Obstetric Anesthesia is launched!
Welcome to the Obstetric Anesthesia website. This website will contain a broad range of content covering the basic principles of obstetric anesthesia, current research in obstetric anesthesia and how it guides practice at Mount Sinai Hospital, focused presentations on special issues in obstetric anesthesia, and the use of ultrasound in obstetric anesthesia. It will also contain Virtual Patient cases allowing users to exercise their clinical reasoning skills in diagnosing and treating problems in obstetric anesthesia.
The website is being launched with five topics related to the use of ultrasound in obstetric anesthesia. As additional content is developed for other sections of this site, these five chapters will be organized in a section labeled "Ultrasound".
In recent years, the use of ultrasound has gained popularity for patient management in many areas of medicine, particularly in emergency rooms and intensive care units. It has, in fact, become an essential tool in these settings.
In addition, it has gradually been introduced in anesthesia for central vascular access and peripheral nerve blocks. It is no exaggeration to say that ultrasound has redefined the way we practice regional anesthesia today.
As anesthesiologists have become more and more familiar with this new technology, new horizons have opened up very quickly. Ultrasound has been used for peripheral vascular access, assessment of bladder and stomach contents, fascial blocks, and even airway assessment.
Some of the mysteries of the spine have been unveiled as we have learned to see more and more, even through unfavourable acoustic windows. We are at the point now where epidural and spinal techniques no longer have to be performed blindly.
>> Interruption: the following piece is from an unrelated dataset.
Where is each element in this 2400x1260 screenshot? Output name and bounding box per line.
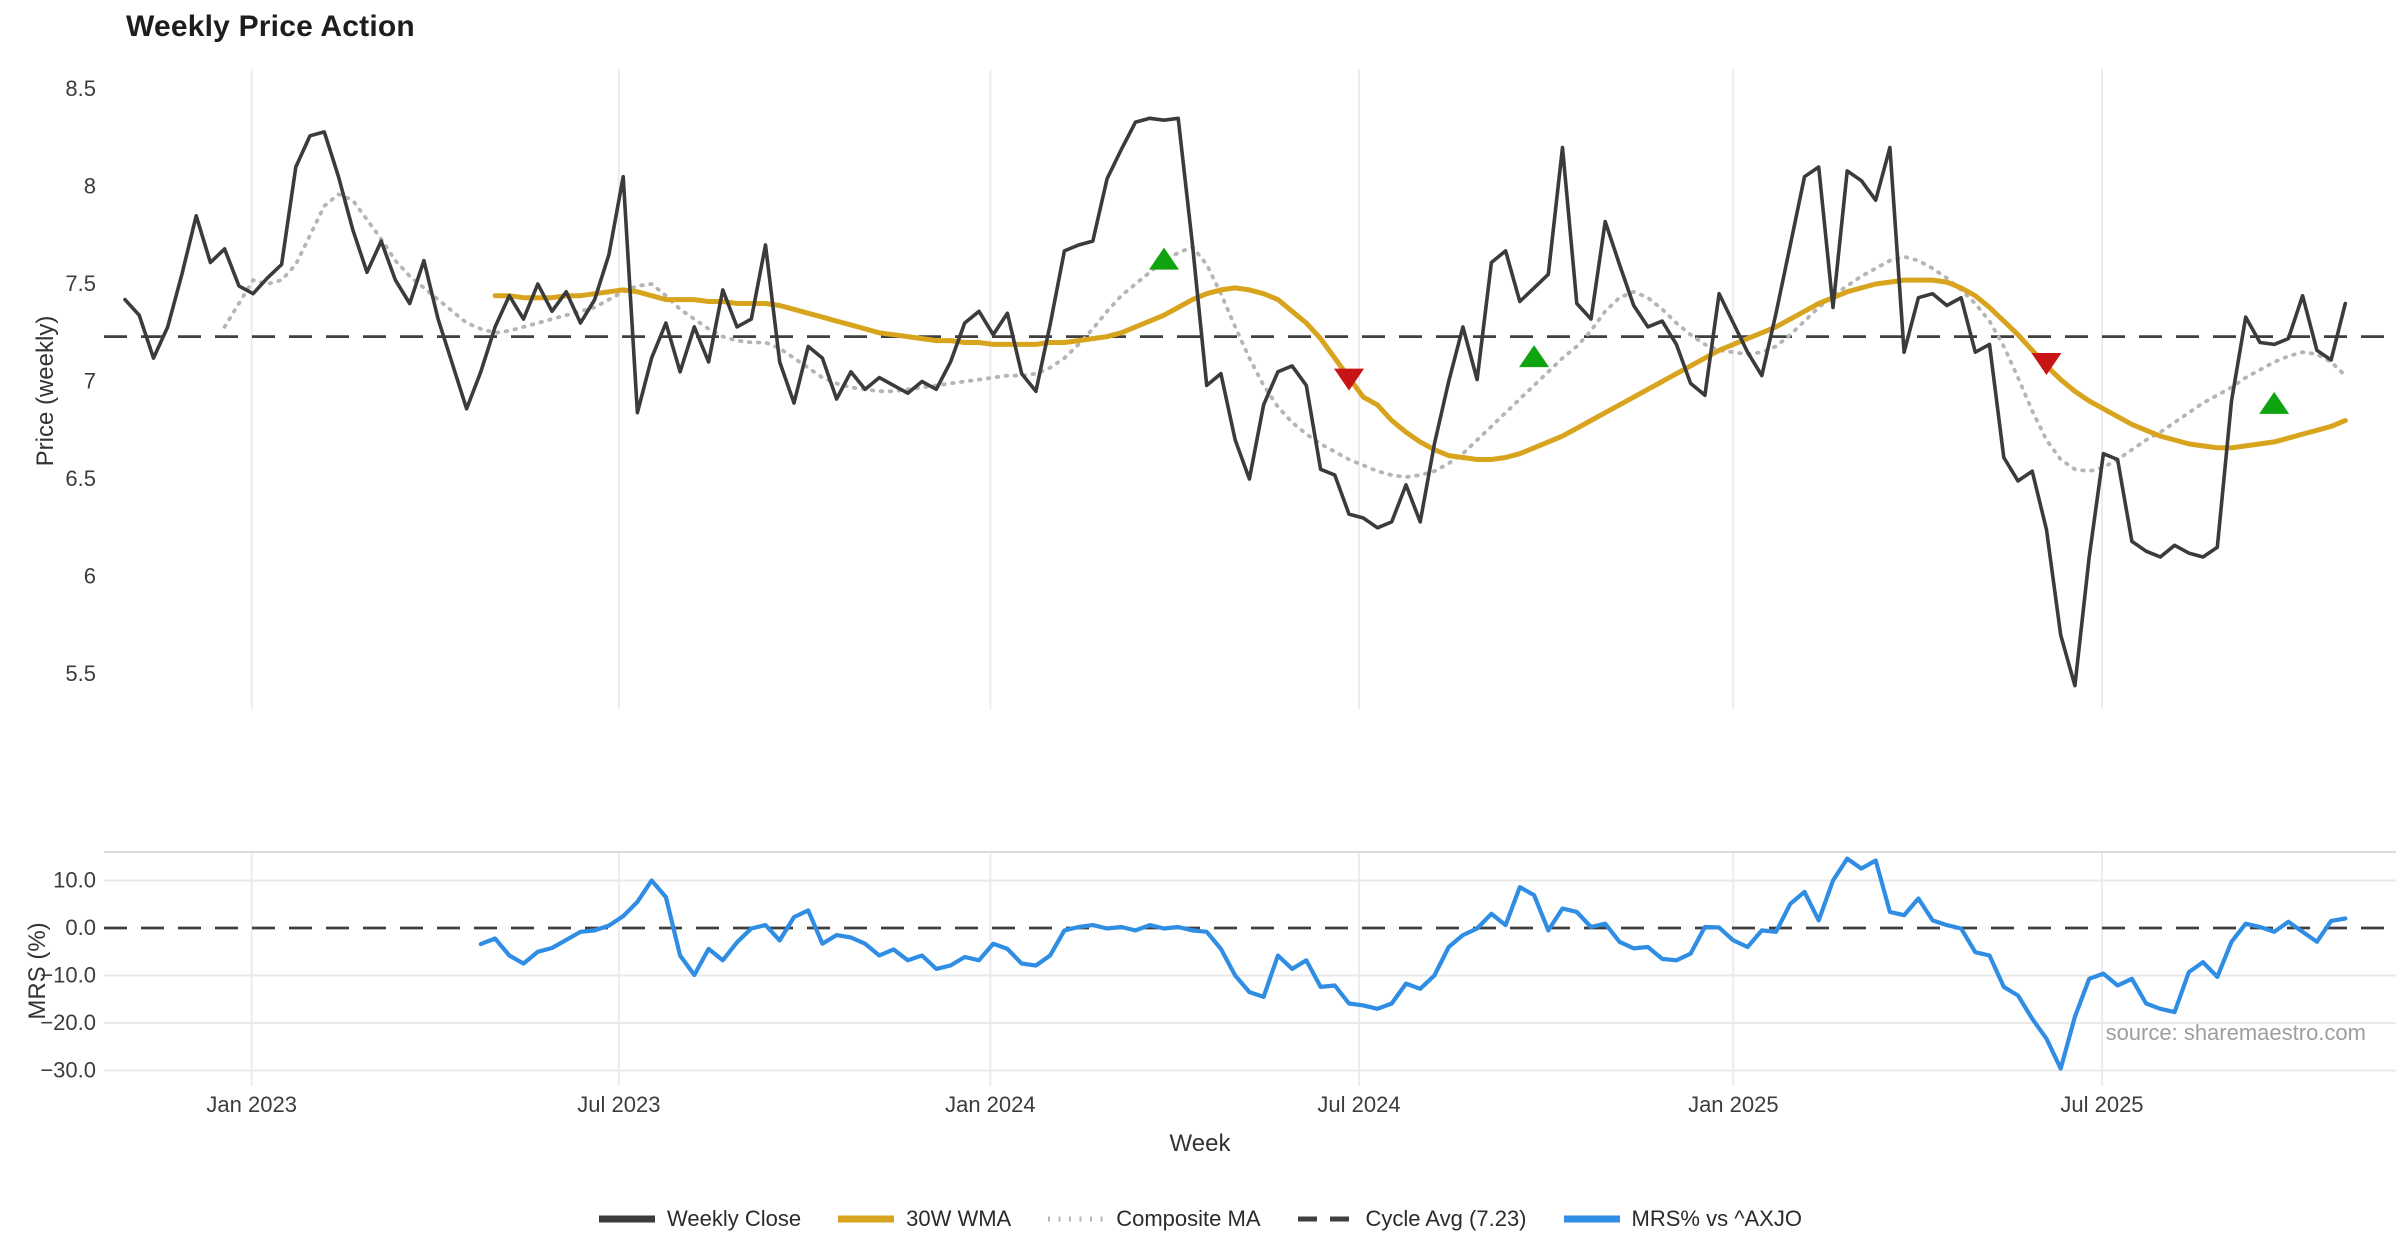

The untapped potential of ultrasound in the hands of the obstetric anaesthesiologist is phenomenal, and we are just starting to explore it. Ultrasound is a fantastic resource for patient management, as well as an outstanding teaching tool, and it introduces a new method for the investigation of technique, pharmacology and physiology. An ultrasound machine should be standard equipment in all labour and delivery units, to be shared by obstetricians, nurses and anesthesiologists. Hopefully this will happen in the near future.
The ultrasound 'tool kit' is here to stay, and clinicians need to adopt this technology in order to make the best use of it. The learning curves for different applications vary considerably, and require patience and persistence from the learners, as well as dedication and clear strategies from the teachers and mentors.
We encourage you to embrace the technique, train your eyes and fine tune your hand-eye coordination. We hope that by the time you finish exploring the material on this website, you will have gained the necessary information to continue on your own. Ultrasound requires patience, dedication and daily practice.
We are looking forward to sharing our experiences with you!